Tuesday, February 21, 2006

Whitson's Original Chili Recipe

This is Whitson's original chili recipe. It's been a family favorite for generations; easy to prepare and absolutely delicious!
  • Cook 2 1/2 lbs coarse-ground or finely chopped beef in enough water to avoid browning
  • Add 2 cubes chicken bouillon (if desired)
  • When done, add 2 tablespoons thickener (masa harina, flour, cornstarch or cracker meal)
  • Stir until thickened
  • Add one 4oz jar Whitson's Moist Chili Seasoning and stir
  • Add water to desired consistency
  • Simmer for 1 minute
  • Salt to taste

Serves 6-8

Pork Ribs on the Grill

For each rack of ribs combine:
  • 4 tablespoons Whitson's Moist Chili Seasoning
  • 3 tablespoons red wine or cider vinegar
  • 4 teaspoons honey

Smear on both sides and allow to marinade for at least six hours. When grilling, keep ribs away from flames so that honey does not burn. Serve and enjoy!

Nancy's Meat Loaf Recipe

Make sure you start with a large enough bowl to handle all these ingredients!

  • 1 egg
  • 1 tablespoon Whitson's Moist Chili Seasoning
  • Dash garlic powder
  • Salt and pepper to taste
  • 1 ½ pounds ground meat
  • 1 medium onion, chopped
  • 1 small bell pepper, chopped
  • 1 14-oz. can chopped tomatoes, drained
  • ¼ cup bread crumbs
  • 1 8-oz. can tomato sauce

In a large bowl beat egg until smooth. Mix in chili seasoning, garlic power, salt, and pepper. Add meat, onion, bell pepper, and tomatoes. Mix thoroughly and fold in bread crumbs. Shape meat into oval loaf and transfer to loaf pan or deep baking dish. Pour tomato sauce over loaf and bake covered at 350 degrees for 45 minutes to one hour.

Serves 4 - 6.

Sarah's Deviled Eggs

Turn up the flavor with Sarah's Deviled Egg recipe.

  • 6 hard-cooked eggs
  • 4 tablespoon mayonnaise
  • 2 teaspoons Whitson's Moist Chili Seasoning
  • 1 teaspoon balsamic vinegar

A good, fast way to boil eggs is to poke a tiny hole in the large end with a clean safety pin, then drop into boiling water. Cook for about 12 minutes. Drain and immerse in cold or iced water.

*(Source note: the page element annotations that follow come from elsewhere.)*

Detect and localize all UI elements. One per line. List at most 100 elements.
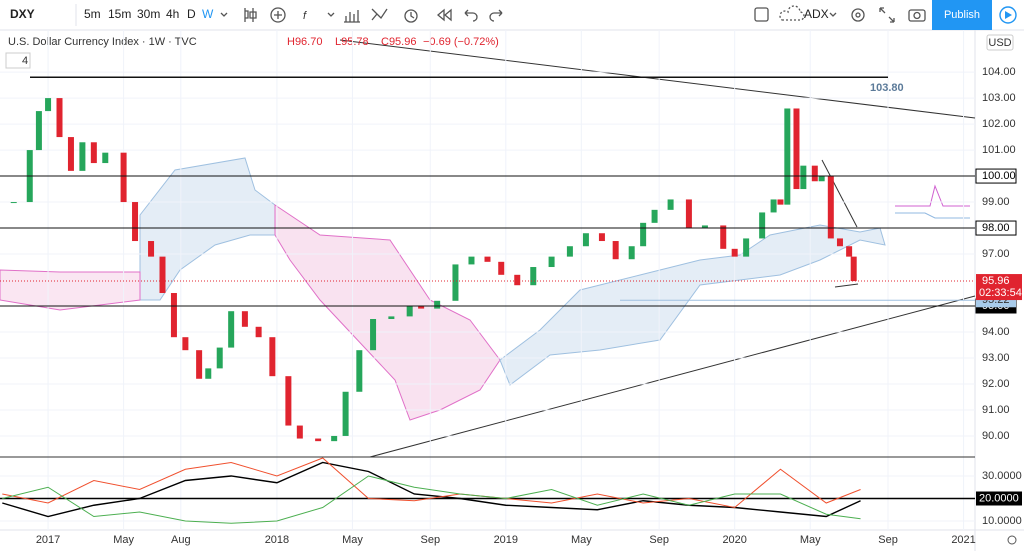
- legend-close: C95.96: [381, 36, 416, 48]
- settings-dot: [855, 12, 861, 18]
- compare-icon[interactable]: [371, 8, 388, 21]
- layout-icon[interactable]: [754, 7, 769, 22]
- candle: [701, 225, 708, 229]
- candle: [159, 256, 166, 294]
- interval[interactable]: 4h: [166, 7, 179, 21]
- price-tag: [975, 220, 1017, 236]
- candle: [35, 111, 42, 151]
- interval[interactable]: D: [187, 7, 196, 21]
- candle: [296, 425, 303, 439]
- candle: [67, 137, 74, 171]
- candle: [452, 264, 459, 301]
- candle: [651, 209, 658, 223]
- templates-icon[interactable]: [344, 10, 360, 23]
- legend-change: −0.69 (−0.72%): [423, 36, 499, 48]
- candle: [685, 199, 692, 229]
- cloud-bullish: [499, 224, 886, 386]
- candle: [406, 306, 413, 317]
- x-tick-label: May: [571, 534, 592, 546]
- candle: [120, 152, 127, 203]
- y-tick-label: 101.00: [982, 144, 1016, 156]
- candle: [132, 202, 139, 242]
- interval[interactable]: 15m: [108, 7, 131, 21]
- study-name[interactable]: ADX: [804, 7, 829, 21]
- trend-line[interactable]: [369, 295, 976, 458]
- candle: [759, 212, 766, 239]
- cloud-future: [895, 184, 970, 207]
- candle: [356, 350, 363, 392]
- undo-icon[interactable]: [464, 9, 478, 22]
- candle: [79, 142, 86, 171]
- chart-style-icon[interactable]: [244, 8, 257, 22]
- redo-icon[interactable]: [489, 9, 503, 22]
- indicators-toggle[interactable]: [5, 52, 31, 69]
- candle: [269, 337, 276, 377]
- y-tick-label: 92.00: [982, 378, 1010, 390]
- indicator-line: [2, 475, 861, 524]
- price-tag-label: 98.00: [982, 222, 1010, 234]
- candle: [770, 199, 777, 213]
- trend-line[interactable]: [339, 39, 976, 119]
- interval[interactable]: 5m: [84, 7, 101, 21]
- candle: [45, 98, 52, 112]
- y-tick-label: 103.00: [982, 92, 1016, 104]
- legend-low: L95.78: [335, 36, 369, 48]
- x-tick-label: May: [113, 534, 134, 546]
- candle: [498, 261, 505, 275]
- publish-button[interactable]: [932, 0, 992, 30]
- legend-title: U.S. Dollar Currency Index · 1W · TVC: [8, 36, 197, 48]
- x-tick-label: 2021: [951, 534, 975, 546]
- x-tick-label: Aug: [171, 534, 191, 546]
- currency-box[interactable]: [986, 34, 1014, 51]
- dropdown-icon[interactable]: [220, 12, 228, 17]
- candle: [370, 318, 377, 351]
- play-icon[interactable]: [999, 6, 1017, 24]
- currency: USD: [988, 37, 1011, 49]
- fx-icon[interactable]: f: [303, 10, 307, 22]
- x-tick-label: 2017: [36, 534, 60, 546]
- screenshot-icon[interactable]: [908, 9, 926, 22]
- countdown: 02:33:54: [979, 287, 1022, 299]
- trend-line[interactable]: [821, 159, 858, 228]
- axis-settings-icon[interactable]: [1007, 535, 1017, 545]
- candle: [418, 306, 425, 309]
- replay-icon[interactable]: [436, 8, 452, 22]
- y-tick-label: 91.00: [982, 404, 1010, 416]
- candle: [777, 199, 784, 205]
- candle: [731, 248, 738, 257]
- y-tick-label: 104.00: [982, 66, 1016, 78]
- candle: [484, 256, 491, 262]
- interval-active[interactable]: W: [202, 7, 214, 21]
- x-tick-label: Sep: [420, 534, 440, 546]
- candle: [530, 267, 537, 286]
- indicator-add-icon[interactable]: [270, 7, 286, 23]
- dropdown-icon[interactable]: [829, 12, 837, 17]
- play-triangle: [1005, 11, 1012, 19]
- y-tick-label: 10.0000: [982, 515, 1022, 527]
- dropdown-icon[interactable]: [327, 12, 335, 17]
- cloud-bearish: [0, 269, 141, 311]
- candle: [818, 176, 825, 182]
- x-tick-label: May: [342, 534, 363, 546]
- x-tick-label: 2020: [722, 534, 746, 546]
- alert-icon[interactable]: [404, 9, 418, 23]
- candle: [850, 256, 857, 282]
- candle: [241, 311, 248, 327]
- price-tag-label: 95.96: [982, 275, 1010, 287]
- trend-line[interactable]: [834, 283, 859, 288]
- price-tag: [976, 491, 1022, 506]
- cloud-bullish: [139, 157, 276, 301]
- candle: [255, 326, 262, 338]
- legend-high: H96.70: [287, 36, 322, 48]
- toolbar: [0, 0, 1024, 30]
- interval[interactable]: 30m: [137, 7, 160, 21]
- candle: [102, 152, 109, 164]
- settings-icon[interactable]: [851, 8, 865, 22]
- candle: [640, 222, 647, 247]
- candle: [743, 238, 750, 257]
- level-label: 103.80: [870, 82, 904, 94]
- price-tag-label: 20.0000: [979, 492, 1019, 504]
- candle: [793, 108, 800, 190]
- fullscreen-icon[interactable]: [879, 7, 895, 23]
- symbol[interactable]: DXY: [10, 7, 35, 21]
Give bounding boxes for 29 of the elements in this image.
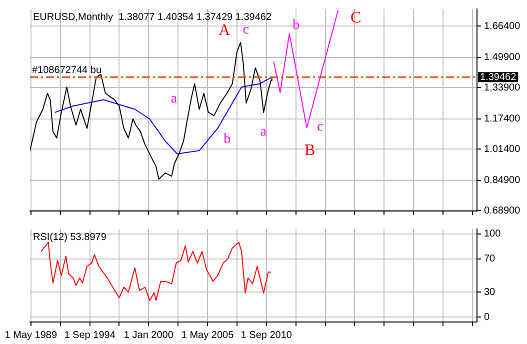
x-tick-label: 1 Jan 2000 xyxy=(124,330,174,341)
annotation: c xyxy=(242,22,250,38)
annotation: C xyxy=(350,10,362,27)
chart-title: RSI(12) 53.8979 xyxy=(33,232,107,243)
annotation: b xyxy=(292,18,300,34)
x-tick-label: 1 Sep 1994 xyxy=(64,330,116,341)
text: 1.39462 xyxy=(480,72,517,83)
annotation: c xyxy=(316,119,324,134)
x-tick-label: 1 May 2005 xyxy=(181,330,234,341)
x-tick-label: 1 May 1989 xyxy=(4,330,58,341)
annotation: a xyxy=(170,92,178,107)
y-tick-label: 1.33900 xyxy=(484,82,521,94)
y-tick-label: 70 xyxy=(484,254,496,265)
y-tick-label: 1.01400 xyxy=(484,144,521,155)
ref-line-label: #108672744 bu xyxy=(32,64,102,76)
chart-title: EURUSD,Monthly 1.38077 1.40354 1.37429 1.39462 xyxy=(33,12,272,23)
y-tick-label: 1.49900 xyxy=(484,52,521,64)
annotation: b xyxy=(224,132,231,147)
y-tick-label: 0.84900 xyxy=(484,175,521,186)
y-tick-label: 100 xyxy=(484,228,502,240)
y-tick-label: 30 xyxy=(484,286,496,298)
annotation: B xyxy=(304,142,316,159)
y-tick-label: 1.66400 xyxy=(484,20,521,32)
y-tick-label: 0.68900 xyxy=(484,205,521,216)
y-tick-label: 1.17400 xyxy=(484,114,521,125)
x-tick-label: 1 Sep 2010 xyxy=(240,330,292,341)
y-tick-label: 0 xyxy=(484,312,490,323)
annotation: A xyxy=(218,22,231,40)
annotation: a xyxy=(260,124,268,140)
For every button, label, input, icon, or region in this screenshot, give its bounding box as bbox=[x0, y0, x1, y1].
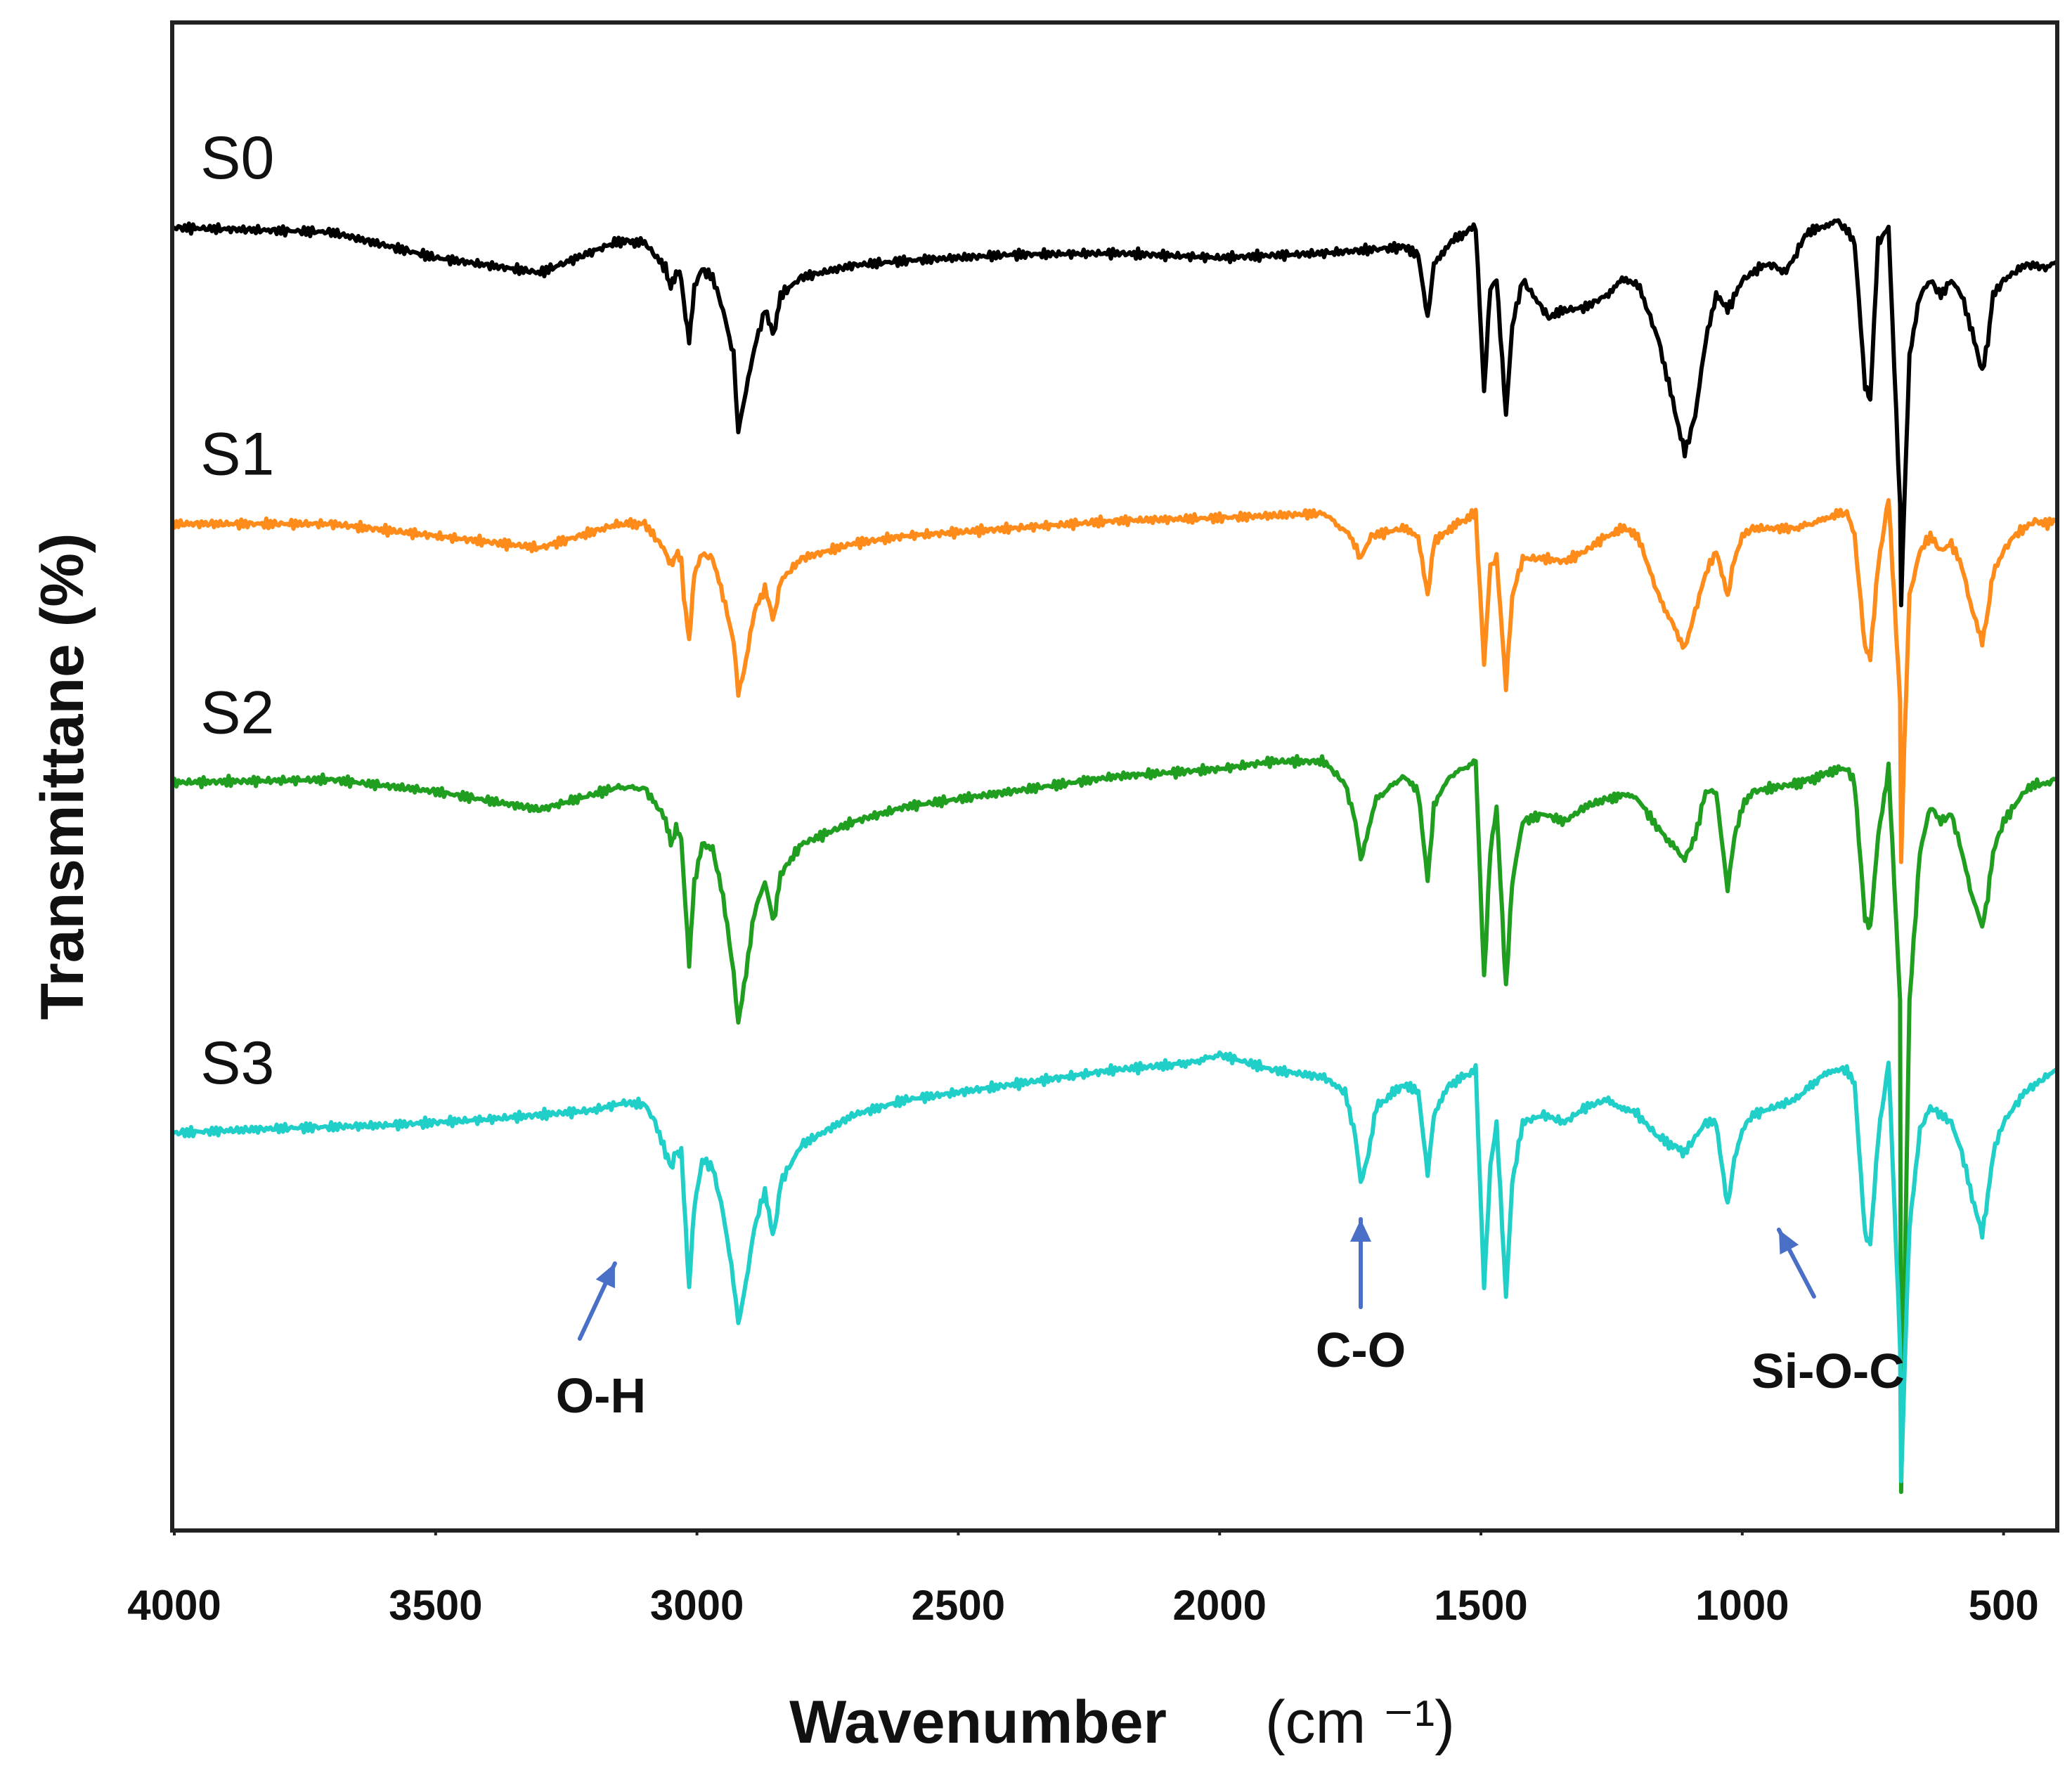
o-h-annotation: O-H bbox=[556, 1368, 646, 1423]
plot-frame bbox=[170, 20, 2059, 1533]
si-o-c-annotation: Si-O-C bbox=[1752, 1344, 1905, 1398]
series-line-s3 bbox=[172, 1050, 2058, 1483]
c-o-annotation: C-O bbox=[1316, 1322, 1406, 1377]
plot-area: S0 S1 S2 S3 O-H C-O Si-O-C bbox=[172, 124, 2058, 1495]
x-axis: 4000 3500 3000 2500 2000 1500 1000 500 bbox=[127, 1528, 2039, 1629]
x-tick-label: 2500 bbox=[912, 1582, 1005, 1629]
x-axis-unit: (cm ⁻¹) bbox=[1265, 1689, 1455, 1756]
series-line-s1 bbox=[172, 498, 2058, 864]
x-tick-label: 1000 bbox=[1695, 1582, 1789, 1629]
x-tick-label: 3500 bbox=[389, 1582, 482, 1629]
y-axis-title: Transmittane (%) bbox=[29, 533, 96, 1020]
c-o-arrow-icon bbox=[1349, 1217, 1371, 1309]
series-line-s2 bbox=[172, 754, 2058, 1495]
x-tick-label: 4000 bbox=[127, 1582, 221, 1629]
x-tick-label: 500 bbox=[1969, 1582, 2039, 1629]
series-label-s3: S3 bbox=[200, 1029, 274, 1097]
x-tick-label: 3000 bbox=[650, 1582, 744, 1629]
series-label-s1: S1 bbox=[200, 420, 274, 488]
series-label-s0: S0 bbox=[200, 124, 274, 192]
x-tick-label: 1500 bbox=[1434, 1582, 1527, 1629]
series-label-s2: S2 bbox=[200, 680, 274, 747]
x-axis-title: Wavenumber bbox=[789, 1689, 1167, 1756]
o-h-arrow-icon bbox=[577, 1261, 617, 1341]
x-tick-label: 2000 bbox=[1172, 1582, 1266, 1629]
si-o-c-arrow-icon bbox=[1776, 1228, 1816, 1299]
annotations: O-H C-O Si-O-C bbox=[556, 1217, 1905, 1423]
series-line-s0 bbox=[172, 218, 2058, 608]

Cut peeled eggs lengthwise into halves. Slip out the yolks; mash. Mix in other ingredients. Fill whites with mixture. Cover and refrigerate up to 24 hours.

Whitson's Barbeque Sauce

Delight and surprise family and friends with this zesty variation on an American classic, Bar-B-Q Sauce made with Whitson's Chili Seasoning!

  • ½ pound butter
  • 1 ½ cup onion, chopped
  • 4 cloves garlic, minced
  • 2 8-oz. cans tomato sauce
  • ½ cup dill pickles, chopped
  • ¾ of a fresh lemon, cut lengthwise and seeded
  • 2 tablespoon Worcestershire Sauce
  • ¼ cup catsup
  • 1 tablespoon black pepper
  • 2 tablespoon Whitson's Moist Chili Seasoning

Melt butter in large pot, sauté onions & garlic until soft. Add remaining ingredients. Squeeze lemon into sauce, add rind and pulp. Mix well and bring to boil. Reduce heat and cool about 40 minutes or until thick. Add 1 c. water and allow to thicken again.